I’m lonely. I don’t mean in the sense of not having anyone. I just keep getting the feeling of being alone whenever I’m around other people. I look around and wonder if any of them are Aspies or if they have the kind of issues that I have. I wonder if anyone besides me fights to look at people when they’re talking to them or absolutely hates to shake hands with strangers because they don’t know where their hands have been. I wonder if I can get over the need to control how everything in my world is done because I only feel right if I do things myself. When I’m walking, not really seeing anyone around me because I’m staring at the ground or looking at empty spaces to walk through, I’m not exactly looking around to see who’s also doing the same thing or who’s trying to avoid eye contact with a group.

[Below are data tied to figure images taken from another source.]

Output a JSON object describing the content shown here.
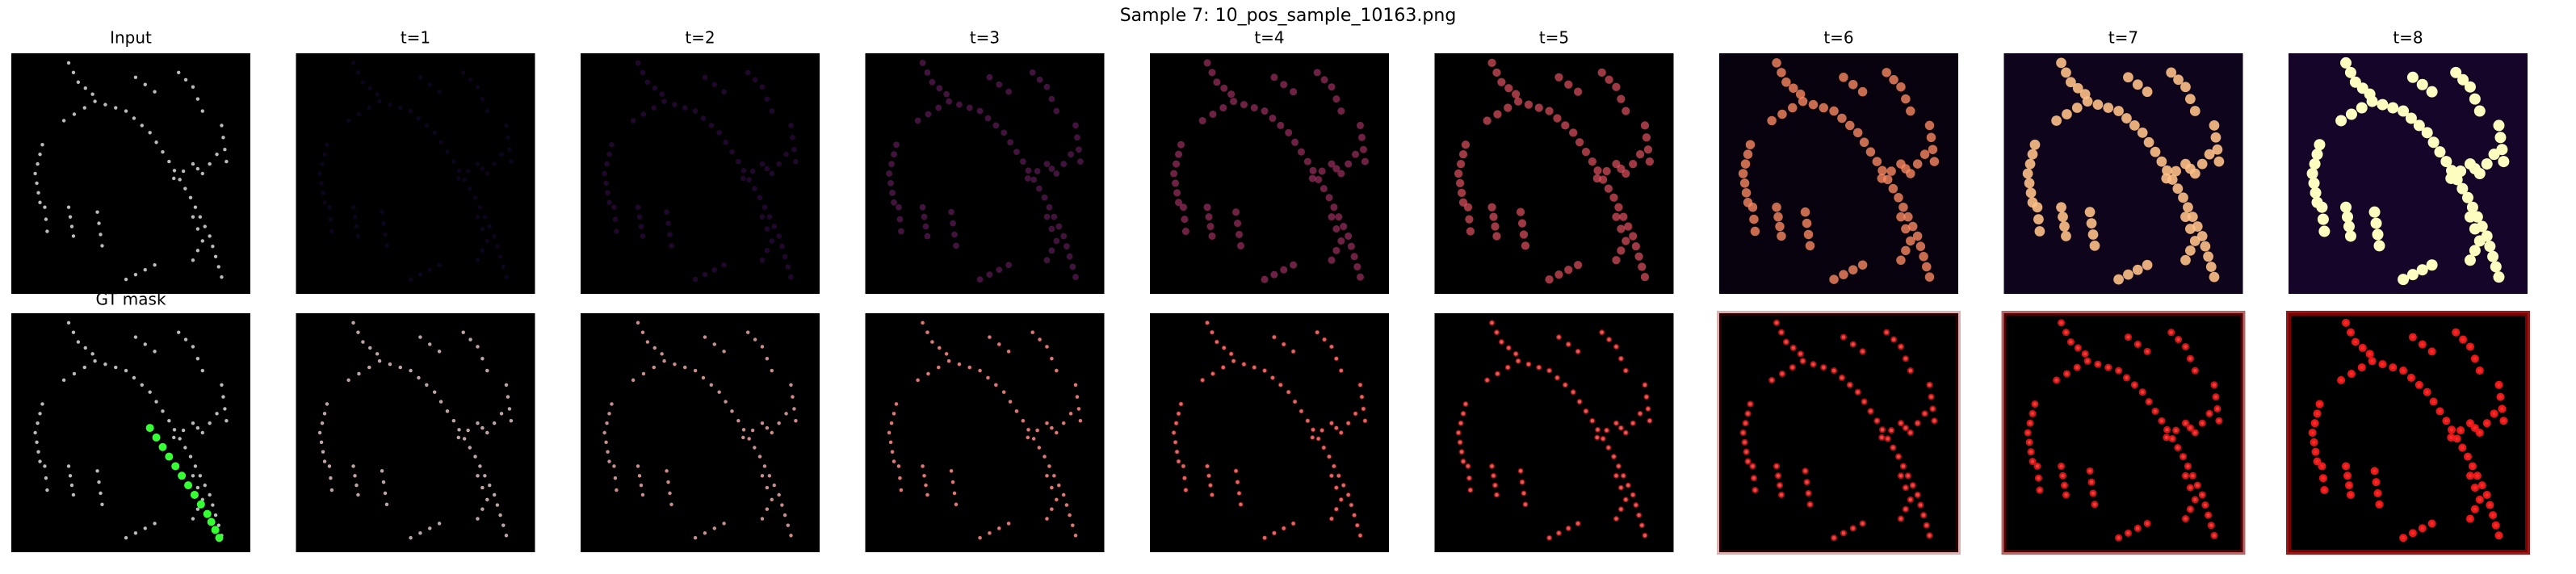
{
  "figure": {
    "title": "Sample 7: 10_pos_sample_10163.png",
    "top_row": {
      "labels": [
        "Input",
        "t=1",
        "t=2",
        "t=3",
        "t=4",
        "t=5",
        "t=6",
        "t=7",
        "t=8"
      ]
    },
    "bottom_row": {
      "label": "GT mask"
    }
  }
}
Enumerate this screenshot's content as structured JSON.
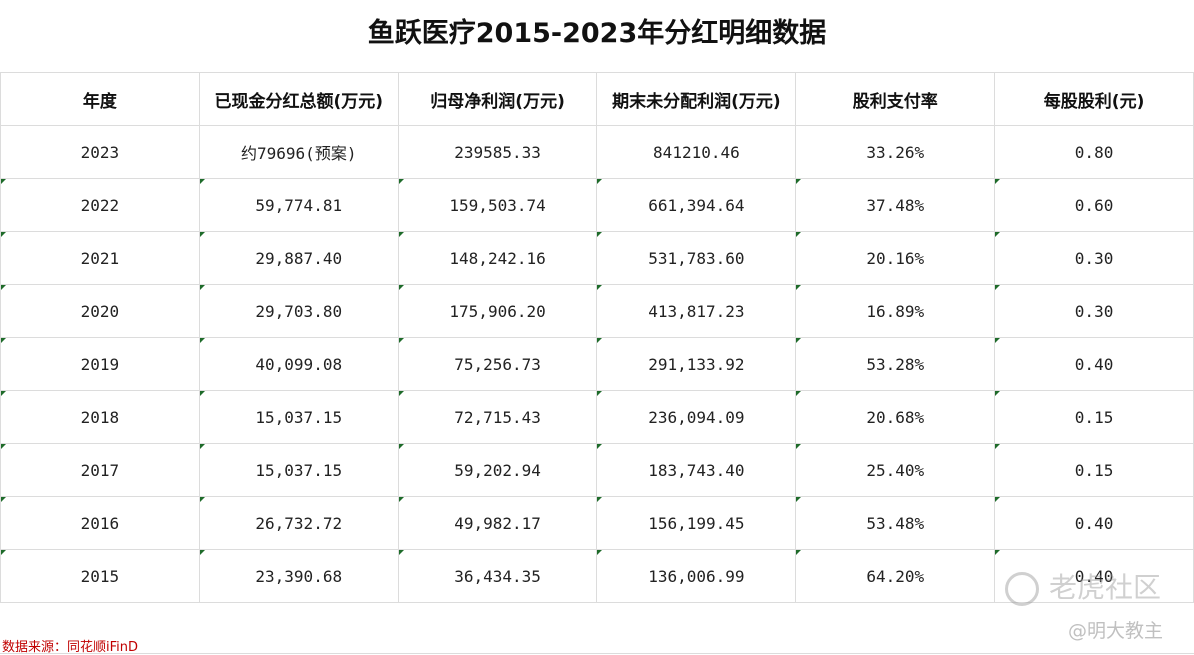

I feel like I’m slacking lately. My PECS book for Noggin has been sitting at the end of my bed waiting to be worked on for weeks now. I have tons of presents to be wrapping but I just don’t feel like staying awake at night in order to get the wrapping done. I had plans for a big calendar with magnetic PECS symbols so my boys would know what was coming up and weekly/daily schedules and I haven’t managed to complete any of that. I wish I had a completely free weekend with a few people to come over and help me finish all this stuff and hang my damn pictures in the house. I just can’t get it done on my own. I need to teach my boys how to use Proloquo2Go on the iPad but I don’t get much time to sit down with them of the evenings after cooking dinner, eating, cleaning up, baths, pajamas, and meds. They already go to bed much later than other people’s kids and I know more sleep would help them so much.
I’m tired. I need a good day’s sleep and some solid time spent sitting down on my butt for an evening not doing anything. I also need to get rid of whatever this plague is that the kids have given me again. I’m grouchy and I feel like I’m losing my inspiration to write.
So, Santa, think you could drop a few elves at my house? If they can make that many toys, they should be great at laminating PECS symbols and designing calendars! I might have to get them a ladder for hanging the pics on the walls but that wouldn’t be an issue. Hook a Helping Hooker up!